Dimanche 3 février 1991 - 4e dimanche Année B

"Scoop" : annonce d’un événement sensationnel dont on a connaissance alors que tout le monde l’ignore encore

Deutéronome 18,15-20 - Psaume 94,1-2.6-9 - 1 Corinthiens 7,32-35 - Marc 1,21-28
dimanche 1er février 2015.
 

Le scoop est l’idéal du journaliste. Certains, dit-on, tueraient père et mère pour s’en offrir un d’importance. Pourquoi cette ardeur ? Parce qu’elle répond aux attentes du public. Et pourquoi cette attente, pourquoi tient-on tellement à savoir les choses avant les autres ? Le plus souvent pour des raisons stratégiques : parce que cela vous place en meilleure position que le concurrent, l’adversaire ou l’ennemi. Autrement dit, une telle demande d’information est en général inspirée par l’avidité, l’agressivité ou la peur. Au demeurant, le contraire d’un scoop serait l’énoncé de quelque chose que tout le monde sait depuis longtemps, et donc n’intéresserait personne.

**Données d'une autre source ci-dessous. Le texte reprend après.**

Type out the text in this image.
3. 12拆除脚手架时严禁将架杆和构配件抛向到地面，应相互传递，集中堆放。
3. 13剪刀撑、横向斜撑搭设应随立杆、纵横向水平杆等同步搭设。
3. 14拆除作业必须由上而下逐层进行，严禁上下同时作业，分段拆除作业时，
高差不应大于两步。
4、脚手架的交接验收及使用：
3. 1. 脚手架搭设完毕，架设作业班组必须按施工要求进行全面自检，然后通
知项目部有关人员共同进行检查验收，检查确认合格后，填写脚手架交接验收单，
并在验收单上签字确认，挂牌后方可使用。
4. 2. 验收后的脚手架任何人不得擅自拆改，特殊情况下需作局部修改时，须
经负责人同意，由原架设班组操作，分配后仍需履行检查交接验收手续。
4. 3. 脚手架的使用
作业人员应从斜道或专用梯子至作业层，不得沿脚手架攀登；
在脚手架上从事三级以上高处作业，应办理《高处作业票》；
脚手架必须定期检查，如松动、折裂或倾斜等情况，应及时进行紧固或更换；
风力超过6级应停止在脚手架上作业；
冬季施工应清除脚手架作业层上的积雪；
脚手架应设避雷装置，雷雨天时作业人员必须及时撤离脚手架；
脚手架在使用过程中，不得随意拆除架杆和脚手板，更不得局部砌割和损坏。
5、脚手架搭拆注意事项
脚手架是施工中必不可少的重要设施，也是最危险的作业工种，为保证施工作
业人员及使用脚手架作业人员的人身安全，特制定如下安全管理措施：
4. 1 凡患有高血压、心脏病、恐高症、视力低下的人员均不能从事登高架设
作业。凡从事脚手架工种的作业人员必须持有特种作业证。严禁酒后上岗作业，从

Dans l’Evangile d’aujourd’hui, l’esprit mauvais a un scoop : il sait exactement qui est celui qui vient de Nazareth, et il sûr de son fait. On ne peut en effet plus parfaitement dire l’identité de Jésus qu’en reconnaissant en lui "le Saint de Dieu". En revanche, on peut se demander pourquoi les auditeurs de Jésus pensent que son enseignement est nouveau. En effet, nous savons bien que Jésus ne prétend pas enseigner autre chose que ce qui est déjà contenu dans les Écritures : il vient seulement accomplir la Loi et les Prophètes, sans vouloir ajouter ni enlever un iota à leur parole. Ce qui est nouveau dans l’enseignement de Jésus, c’est qu’il réussit, qu’il est "efficace". Il ne se contente pas de conserver indéfiniment le dépôt révélé, comme les scribes qui ne savait ni pénétrer ni faire pénétrer les autres dans l’intelligence du Mystère au-delà de la lettre qui seule ne peut rien. Lui, il fait comprendre enfin ce que tout le monde en Israël savait plus ou moins confusément depuis le début sans bien vouloir y croire. Il parle de façon à être entendu, et donc démasque l’ennemi qui s’oppose absolument à l’accueil de Dieu.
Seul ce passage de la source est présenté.